Me acomodé como pude en la trinchera, dejando a un lado mi arma y al otro una cantimplora metálica que mi hijo me había regalado antes de marcharme. Me quedé observando a algunos de mis compañeros que se encontraban allí: no había bromas; tampoco risas de aquellos que podían perecer por cuenta ajena.
Me cubrí la cara con un trapo cuando la noche se estaba cerrando. El día anterior se había escuchado el estallar de los fusiles y morteros en el frente de los Kartoffel, esperaba no tener que enfrentarse a esa situación en la víspera de Navidad. El silencio nos aturdía; el frío, nos paralizaba poco a poco; el hambre nos adormecía, apoyados en nuestros propios fusiles. Una Melodía familiar, que arrastraba el viento, me sacó del ensimismamiento en el que me había sumergido. Solo era un suave hilo de voz que se iba acrecentando, pero consiguió la reacción de los hombres que lo comenzaban a escuchar.

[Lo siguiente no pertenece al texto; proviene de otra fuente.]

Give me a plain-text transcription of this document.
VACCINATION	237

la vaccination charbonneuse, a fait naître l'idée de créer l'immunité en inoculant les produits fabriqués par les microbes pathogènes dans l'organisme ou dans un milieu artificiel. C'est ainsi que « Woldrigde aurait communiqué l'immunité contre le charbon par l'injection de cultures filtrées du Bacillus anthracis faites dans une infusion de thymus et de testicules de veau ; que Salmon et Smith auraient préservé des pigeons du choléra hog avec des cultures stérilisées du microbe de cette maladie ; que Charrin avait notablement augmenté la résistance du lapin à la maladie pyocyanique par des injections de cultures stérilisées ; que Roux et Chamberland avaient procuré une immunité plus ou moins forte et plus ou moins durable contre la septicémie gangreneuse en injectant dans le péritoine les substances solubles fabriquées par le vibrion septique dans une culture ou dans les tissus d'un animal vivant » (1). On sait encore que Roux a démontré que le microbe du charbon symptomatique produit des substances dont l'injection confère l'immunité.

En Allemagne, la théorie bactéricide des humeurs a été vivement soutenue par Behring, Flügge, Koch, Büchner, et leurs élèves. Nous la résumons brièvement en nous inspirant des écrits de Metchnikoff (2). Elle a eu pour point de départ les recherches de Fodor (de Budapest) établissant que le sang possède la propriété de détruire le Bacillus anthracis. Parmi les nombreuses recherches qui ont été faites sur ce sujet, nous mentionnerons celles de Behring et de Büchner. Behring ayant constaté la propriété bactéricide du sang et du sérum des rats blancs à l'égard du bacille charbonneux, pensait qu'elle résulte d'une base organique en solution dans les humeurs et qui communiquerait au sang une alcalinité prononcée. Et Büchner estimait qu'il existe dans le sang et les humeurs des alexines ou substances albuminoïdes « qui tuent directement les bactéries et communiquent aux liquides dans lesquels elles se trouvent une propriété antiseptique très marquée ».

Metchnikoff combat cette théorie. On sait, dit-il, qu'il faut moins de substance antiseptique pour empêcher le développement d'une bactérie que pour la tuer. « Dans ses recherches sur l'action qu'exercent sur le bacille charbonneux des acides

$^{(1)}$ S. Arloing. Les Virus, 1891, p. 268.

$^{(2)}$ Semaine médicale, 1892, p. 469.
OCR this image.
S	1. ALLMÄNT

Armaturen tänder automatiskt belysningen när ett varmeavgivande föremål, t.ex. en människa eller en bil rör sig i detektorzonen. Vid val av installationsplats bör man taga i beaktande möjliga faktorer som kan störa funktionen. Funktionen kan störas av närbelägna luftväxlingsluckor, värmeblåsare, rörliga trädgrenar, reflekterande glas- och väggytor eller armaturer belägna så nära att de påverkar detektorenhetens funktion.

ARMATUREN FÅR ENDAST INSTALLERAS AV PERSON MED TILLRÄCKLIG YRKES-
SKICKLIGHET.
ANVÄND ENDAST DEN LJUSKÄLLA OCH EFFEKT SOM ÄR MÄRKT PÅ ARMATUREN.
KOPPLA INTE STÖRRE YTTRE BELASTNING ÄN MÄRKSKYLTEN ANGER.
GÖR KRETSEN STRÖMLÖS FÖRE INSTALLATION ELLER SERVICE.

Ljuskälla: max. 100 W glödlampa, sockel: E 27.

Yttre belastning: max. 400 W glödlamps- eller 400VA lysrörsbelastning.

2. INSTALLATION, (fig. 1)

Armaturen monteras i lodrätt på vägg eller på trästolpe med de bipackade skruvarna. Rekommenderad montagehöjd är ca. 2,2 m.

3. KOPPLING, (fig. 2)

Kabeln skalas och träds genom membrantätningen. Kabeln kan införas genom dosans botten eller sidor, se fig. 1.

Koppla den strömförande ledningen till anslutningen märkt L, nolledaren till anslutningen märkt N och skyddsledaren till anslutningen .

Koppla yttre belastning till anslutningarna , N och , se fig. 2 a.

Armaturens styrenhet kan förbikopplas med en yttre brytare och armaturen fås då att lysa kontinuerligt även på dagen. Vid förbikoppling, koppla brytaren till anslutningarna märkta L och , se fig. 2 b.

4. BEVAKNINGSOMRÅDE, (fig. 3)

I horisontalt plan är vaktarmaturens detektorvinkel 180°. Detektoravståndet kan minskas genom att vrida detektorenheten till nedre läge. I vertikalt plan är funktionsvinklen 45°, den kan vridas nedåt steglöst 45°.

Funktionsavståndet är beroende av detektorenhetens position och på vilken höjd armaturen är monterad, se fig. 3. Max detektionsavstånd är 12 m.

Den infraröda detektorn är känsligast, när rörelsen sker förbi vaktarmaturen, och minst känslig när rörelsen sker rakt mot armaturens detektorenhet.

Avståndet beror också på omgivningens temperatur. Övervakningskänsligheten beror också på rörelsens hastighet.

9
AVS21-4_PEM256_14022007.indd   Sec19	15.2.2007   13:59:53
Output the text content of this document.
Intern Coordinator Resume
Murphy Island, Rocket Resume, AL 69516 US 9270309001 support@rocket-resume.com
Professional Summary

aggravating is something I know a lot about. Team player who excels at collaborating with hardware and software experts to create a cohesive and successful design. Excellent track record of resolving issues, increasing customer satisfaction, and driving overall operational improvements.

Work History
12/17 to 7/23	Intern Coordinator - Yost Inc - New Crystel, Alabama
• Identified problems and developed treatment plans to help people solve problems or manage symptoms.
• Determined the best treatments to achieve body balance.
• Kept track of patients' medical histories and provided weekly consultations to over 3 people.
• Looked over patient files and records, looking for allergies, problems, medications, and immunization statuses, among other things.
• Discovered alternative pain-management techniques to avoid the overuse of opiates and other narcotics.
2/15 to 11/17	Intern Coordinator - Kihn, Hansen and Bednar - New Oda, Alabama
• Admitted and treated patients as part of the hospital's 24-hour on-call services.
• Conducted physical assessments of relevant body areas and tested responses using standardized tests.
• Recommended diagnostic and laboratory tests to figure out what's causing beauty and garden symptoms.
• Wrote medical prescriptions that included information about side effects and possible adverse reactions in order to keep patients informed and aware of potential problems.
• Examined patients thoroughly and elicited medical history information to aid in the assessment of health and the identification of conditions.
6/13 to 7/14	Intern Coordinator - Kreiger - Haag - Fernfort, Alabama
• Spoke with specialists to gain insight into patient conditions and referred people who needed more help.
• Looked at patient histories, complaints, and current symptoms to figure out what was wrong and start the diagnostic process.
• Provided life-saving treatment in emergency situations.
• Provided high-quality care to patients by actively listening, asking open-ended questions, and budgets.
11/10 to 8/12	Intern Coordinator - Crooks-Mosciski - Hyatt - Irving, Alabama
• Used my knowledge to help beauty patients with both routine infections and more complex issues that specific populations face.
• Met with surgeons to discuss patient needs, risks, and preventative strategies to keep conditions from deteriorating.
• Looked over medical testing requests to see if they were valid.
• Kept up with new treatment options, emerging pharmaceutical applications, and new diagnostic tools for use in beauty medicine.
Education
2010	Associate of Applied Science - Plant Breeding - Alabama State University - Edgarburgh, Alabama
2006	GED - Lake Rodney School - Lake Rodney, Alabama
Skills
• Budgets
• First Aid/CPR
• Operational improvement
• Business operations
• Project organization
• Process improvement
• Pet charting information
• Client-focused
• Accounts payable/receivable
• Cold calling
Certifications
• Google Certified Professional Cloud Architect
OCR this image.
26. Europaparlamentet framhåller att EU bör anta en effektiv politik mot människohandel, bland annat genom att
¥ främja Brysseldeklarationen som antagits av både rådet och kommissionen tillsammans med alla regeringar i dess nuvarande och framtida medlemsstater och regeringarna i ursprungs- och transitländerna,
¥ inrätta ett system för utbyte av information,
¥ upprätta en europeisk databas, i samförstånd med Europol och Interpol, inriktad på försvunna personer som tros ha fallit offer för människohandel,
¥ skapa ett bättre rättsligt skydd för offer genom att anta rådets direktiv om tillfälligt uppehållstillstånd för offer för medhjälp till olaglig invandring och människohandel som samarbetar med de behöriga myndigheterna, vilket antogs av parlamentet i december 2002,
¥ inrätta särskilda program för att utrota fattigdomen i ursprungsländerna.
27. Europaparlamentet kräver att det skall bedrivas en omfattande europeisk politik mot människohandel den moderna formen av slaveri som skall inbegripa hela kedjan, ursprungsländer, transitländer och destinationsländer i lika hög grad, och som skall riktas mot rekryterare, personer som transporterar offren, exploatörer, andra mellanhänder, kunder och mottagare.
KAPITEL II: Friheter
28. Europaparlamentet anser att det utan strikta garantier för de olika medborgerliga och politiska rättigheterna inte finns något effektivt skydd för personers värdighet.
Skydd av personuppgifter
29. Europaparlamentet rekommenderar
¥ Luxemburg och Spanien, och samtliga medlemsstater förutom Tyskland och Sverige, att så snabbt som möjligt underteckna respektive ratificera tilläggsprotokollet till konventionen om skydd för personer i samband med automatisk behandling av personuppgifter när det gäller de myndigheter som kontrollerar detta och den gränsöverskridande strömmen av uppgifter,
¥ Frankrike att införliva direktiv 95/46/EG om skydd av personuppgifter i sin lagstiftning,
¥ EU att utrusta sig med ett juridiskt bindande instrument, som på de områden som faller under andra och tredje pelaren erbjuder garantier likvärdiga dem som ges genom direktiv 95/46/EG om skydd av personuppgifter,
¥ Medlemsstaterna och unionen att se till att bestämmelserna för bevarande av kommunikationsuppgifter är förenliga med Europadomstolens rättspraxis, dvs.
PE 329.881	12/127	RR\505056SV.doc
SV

No entendía su lengua, así que me centré en esa melodía que emprendieron a cantar al unísono. Antes de que pudiera recordarlo uno de mis camaradas comenzó a cantar Noche de Paz.
Aún cuando llegó la mañana del veinticinco de Diciembre no era capaz de salir de mi propio asombro. Todos habíamos entonado aquel villancico: alemanes e ingleses. Amparados en el manto de aquella noche quedamos hermanados, de forma que muchos no pudimos evitar generar la duda sobre la malicia del bando opresor.
 Escuché un grito junto a mí. Uno de los soldados se asomó fuera de nuestra trinchera. Aunque para sorpresa de todos no cayó presa de una bala, si no que salió a tierra de nadie, adentrándose hacia las líneas enemigas. Otros comenzaron a asomarse sin ocultar su curiosidad. Cuando me incorporé pude ver como un soldado con uniforme alemán se encontraba a unos doscientos metros de cada uno de los bandos. Unos pocos comenzaron a unirse; después el resto perdimos el miedo a quedarnos con las espaldas al descubierto. La escena entre los soldados que, hasta hace pocas horas querían asesinarse, era digna de recordar: dándose fraternalmente la mano para felicitarse la Navidad, se mostraban fotos de familiares que anhelaban, compartían comida y bebida. Incluso acabamos jugando un partido de fútbol.

A pesar de la mala cara de algunos superiores nada podían hacer en contra de sus hombres, que a cada minuto que pasaba se animaban más. Probablemente los hubieran apaleado, y después fusilado para acallarlos y seguir manteniendo el orden, pero ese no era el momento.